As I sit here I’m trying to think of if I want to start with my Dad or talk about myself and what’s been happening in my life. PTSD is definitely not something I’d wish on anyone and no I didn’t suddenly get it I’ve had a good bit of trauma growing up. I’ve been discussing that with my therapist quite a bit and as she’s stated I’ve had trauma upon trauma over and over again. That is sad but true and I haven’t always known who I can and cannot trust and have been exceedingly bad at seeing the monster in people. That’s one thing that I was taught was to see the good in people and it’s really hard.
At 11 raped by three girls and didn’t say anything about that until I was almost 16. Was being bullied and attacked by some of the girls and their friends repeatedly and having my life threatened. Wish I could say that was easy to shake off but it wasn’t but I managed to graduate high school and get married to a boy who cheated on me in high school and also was abusive. But I thought I could change him by marrying him or so I told myself. I think honestly I wanted to get away from my hometown because of the horrors I endured. Being called a lesbian wasn’t fun and being beat up for it on a regular basis wasn’t fun either. I wasn’t a fighter back then but getting beat up did teach me several things along the way.
I divorced my first husband and found myself in my twenties working in radio and in love which led me to living in New York City. But alas Rey broke my heart but was a coward about it and it wasn’t until after I was raped on July 4th of 1998 after he told me he needed some time and I pushed for an answer that I got the true answer that it was over. So that was the first time I was back in Rhinelander after I left at 19 for Abilene and it was another shit show for me. I knew the attacker, it was an ex friend’s husband except she wasn’t an ex-friend back then she had been one of my oldest and dearest friends. But alas I didn’t just lose Rey, I lost her and her brother too.
Of course I did try to get help and was going to therapy and sexual assault meetings but that trauma ran and still at times runs deep. It has run so deep that while I made a brave face and worked at WHDG that July 4th and went on to work at the phone company it haunted me. It haunted me bad. Especially around July 4th because it’s trauma upon trauma upon trauma and I can talk until my voice dies to therapists and go to meetings but everyone needs a strong support system around them.
From 1998 until 2012 I lived in Rhinelander and there were good and bad things that happened during that time. I met Paula, my best friend and sister I never had and I was with Joe for our 7 years. And then I screwed up. And made lots of choices but I don’t regret leaving Rhinelander for Austin or for all the places I seen and have been.

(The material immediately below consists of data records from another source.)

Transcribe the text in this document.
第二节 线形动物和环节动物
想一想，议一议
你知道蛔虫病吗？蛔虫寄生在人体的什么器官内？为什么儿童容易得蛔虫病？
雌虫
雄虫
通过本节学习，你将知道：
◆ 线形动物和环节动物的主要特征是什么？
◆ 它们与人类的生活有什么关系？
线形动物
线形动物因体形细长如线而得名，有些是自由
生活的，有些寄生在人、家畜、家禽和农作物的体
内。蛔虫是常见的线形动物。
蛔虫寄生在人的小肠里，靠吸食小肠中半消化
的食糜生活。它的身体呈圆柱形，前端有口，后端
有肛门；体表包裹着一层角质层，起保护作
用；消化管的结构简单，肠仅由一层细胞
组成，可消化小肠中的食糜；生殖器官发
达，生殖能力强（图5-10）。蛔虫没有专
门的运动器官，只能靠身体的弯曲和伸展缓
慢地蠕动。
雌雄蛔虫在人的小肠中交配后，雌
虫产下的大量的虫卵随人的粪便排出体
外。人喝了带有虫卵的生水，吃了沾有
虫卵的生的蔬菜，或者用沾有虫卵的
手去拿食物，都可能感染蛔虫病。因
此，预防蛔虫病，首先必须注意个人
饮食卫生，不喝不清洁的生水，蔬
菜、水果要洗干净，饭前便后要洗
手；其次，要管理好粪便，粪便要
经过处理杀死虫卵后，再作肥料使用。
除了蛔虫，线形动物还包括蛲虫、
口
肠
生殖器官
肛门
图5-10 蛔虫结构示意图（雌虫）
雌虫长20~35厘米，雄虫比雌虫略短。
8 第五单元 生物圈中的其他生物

That leads us to 2017 and 2018. Right now I’d say that 2018 was definitely the shitshow that plummeted my anxiety and PTSD which I had already and was being mildly medicated for to severely traumatized. What Mr. Holt did to me is unspeakable, what he did to Luna I don’t know but know he did fucking kill her and what he did to my baby Dexter is gut-wrenching. It is no fucking wonder why I am struggling past this trial with my life. I have Joe now and I’m not in Rhinelander at all. I have no faith whatsoever in their justice system and I know that fucking psychopath was going to kill me and would if he could still given the opportunity.
And I am left to pick up my pieces with therapy, groups, writing and have Joe help me get those pieces put together so I feel more human. I am less scared living in Cincinnati but it is hard. This coming up week would’ve been Luna’s 6th birthday and yes I did spoil my babies on their birthday’s and other times as well. They were therapeutic for me and I loved them both because I raised them as babies and they were my fetchers. They were both sweet cats and I hope one day I can forgive myself for not seeing the monster and then when I did just for being scared and stupid. Paula and Joe and my therapist and others have told me I shouldn’t blame myself but it’s really hard for me not to because I do feel responsible for them. I was supposed to protect them from harm but I delivered them to the monster that killed them.

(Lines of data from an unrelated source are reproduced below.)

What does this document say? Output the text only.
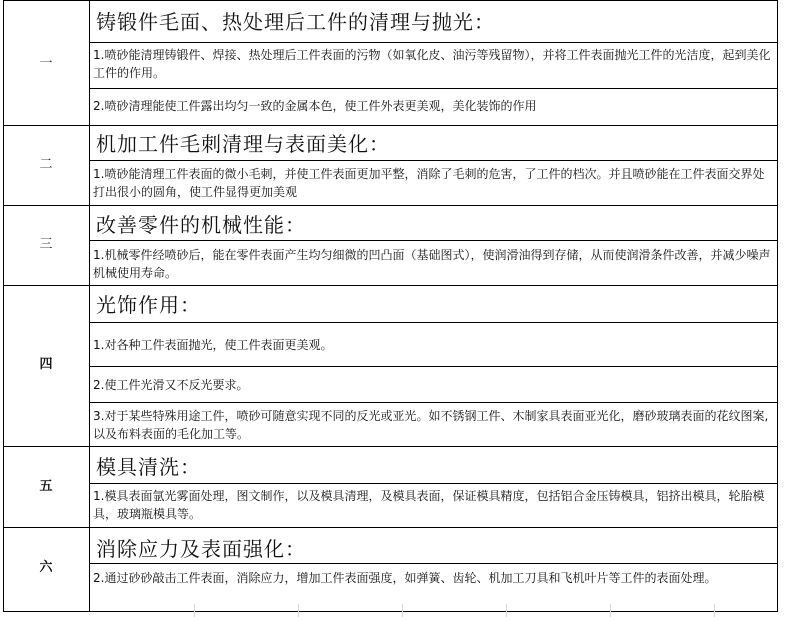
一
铸锻件毛面、热处理后工件的清理与抛光：
1.喷砂能清理铸锻件、焊接、热处理后工件表面的污物（如氧化皮、油污等残留物），并将工件表面抛光工件的光洁度，起到美化工件的作用。
2.喷砂清理能使工件露出均匀一致的金属本色，使工件外表更美观，美化装饰的作用
二
机加工件毛刺清理与表面美化：
1.喷砂能清理工件表面的微小毛刺，并使工件表面更加平整，消除了毛刺的危害，了工件的档次。并且喷砂能在工件表面交界处打出很小的圆角，使工件显得更加美观
三
改善零件的机械性能：
1.机械零件经喷砂后，能在零件表面产生均匀细微的凹凸面（基础图式），使润滑油得到存储，从而使润滑条件改善，并减少噪声机械使用寿命。
四
光饰作用：
1.对各种工件表面抛光，使工件表面更美观。
2.使工件光滑又不反光要求。
3.对于某些特殊用途工件，喷砂可随意实现不同的反光或亚光。如不锈钢工件、木制家具表面亚光化，磨砂玻璃表面的花纹图案,以及布料表面的毛化加工等。
五
模具清洗：
1.模具表面氩光雾面处理，图文制作，以及模具清理，及模具表面，保证模具精度，包括铝合金压铸模具，铝挤出模具，轮胎模具，玻璃瓶模具等。
六
消除应力及表面强化：
2.通过砂砂敲击工件表面，消除应力，增加工件表面强度，如弹簧、齿轮、机加工刀具和飞机叶片等工件的表面处理。
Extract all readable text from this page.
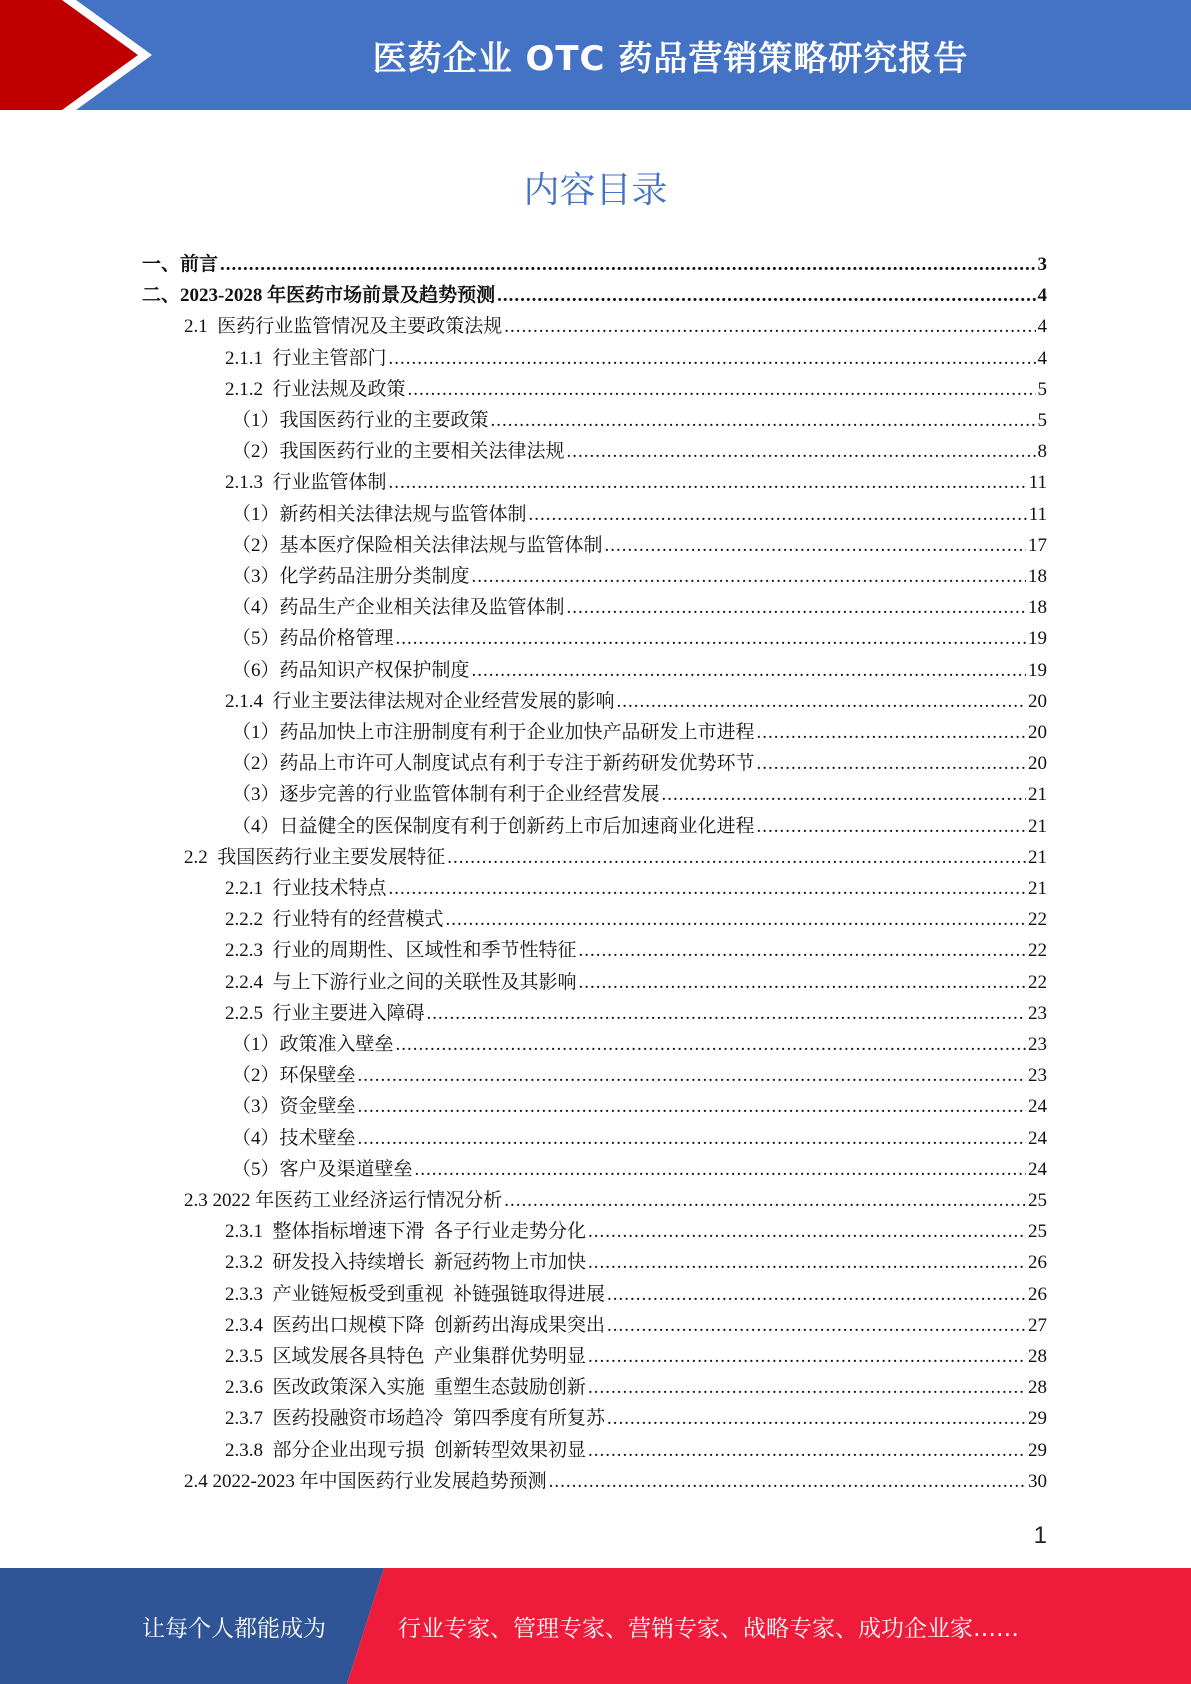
医药企业 OTC 药品营销策略研究报告
内容目录
一、前言 .....	3
二、2023-2028 年医药市场前景及趋势预测 .....	4
2.1  医药行业监管情况及主要政策法规 .....	4
2.1.1  行业主管部门 .....	4
2.1.2  行业法规及政策 .....	5
（1）我国医药行业的主要政策 .....	5
（2）我国医药行业的主要相关法律法规 .....	8
2.1.3  行业监管体制 .....	11
（1）新药相关法律法规与监管体制 .....	11
（2）基本医疗保险相关法律法规与监管体制 .....	17
（3）化学药品注册分类制度 .....	18
（4）药品生产企业相关法律及监管体制 .....	18
（5）药品价格管理 .....	19
（6）药品知识产权保护制度 .....	19
2.1.4  行业主要法律法规对企业经营发展的影响 .....	20
（1）药品加快上市注册制度有利于企业加快产品研发上市进程 .....	20
（2）药品上市许可人制度试点有利于专注于新药研发优势环节 .....	20
（3）逐步完善的行业监管体制有利于企业经营发展 .....	21
（4）日益健全的医保制度有利于创新药上市后加速商业化进程 .....	21
2.2  我国医药行业主要发展特征 .....	21
2.2.1  行业技术特点 .....	21
2.2.2  行业特有的经营模式 .....	22
2.2.3  行业的周期性、区域性和季节性特征 .....	22
2.2.4  与上下游行业之间的关联性及其影响 .....	22
2.2.5  行业主要进入障碍 .....	23
（1）政策准入壁垒 .....	23
（2）环保壁垒 .....	23
（3）资金壁垒 .....	24
（4）技术壁垒 .....	24
（5）客户及渠道壁垒 .....	24
2.3 2022 年医药工业经济运行情况分析 .....	25
2.3.1  整体指标增速下滑  各子行业走势分化 .....	25
2.3.2  研发投入持续增长  新冠药物上市加快 .....	26
2.3.3  产业链短板受到重视  补链强链取得进展 .....	26
2.3.4  医药出口规模下降  创新药出海成果突出 .....	27
2.3.5  区域发展各具特色  产业集群优势明显 .....	28
2.3.6  医改政策深入实施  重塑生态鼓励创新 .....	28
2.3.7  医药投融资市场趋冷  第四季度有所复苏 .....	29
2.3.8  部分企业出现亏损  创新转型效果初显 .....	29
2.4 2022-2023 年中国医药行业发展趋势预测 .....	30
1
让每个人都能成为	行业专家、管理专家、营销专家、战略专家、成功企业家……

Sunday is Father’s day and I love my Dad. I’ve always loved him even for all the times I’ve gotten upset or said bad things or did things he didn’t want me to do. I didn’t do them to spite him. I always wanted to make him proud. I know in some ways I am like my Dad because I’m an artist and I know he gave me that gift. Don’t worry Dad, I’m not wasting it. He’s a good man, hard working, loving and smart. I miss fishing with him and I miss him and while I know that we’re estranged at times there’s not a day that I don’t think about him and wonder what he’s up to and how he’s doing. I know 2018 and into this year has been hard with the trial and many other unexpected things that happened in the past couple of years. I just hope you know just how much I do appreciate everything you’ve done for me. For flying to Corpus Christi and helping me drive back to Rhinelander. To helping me move multiple times. For bringing me to work and helping me by burying my babies in your backyard. To every court hearing you sat through with Sue. I know you love me and I love you Dad. Happy Father’s day.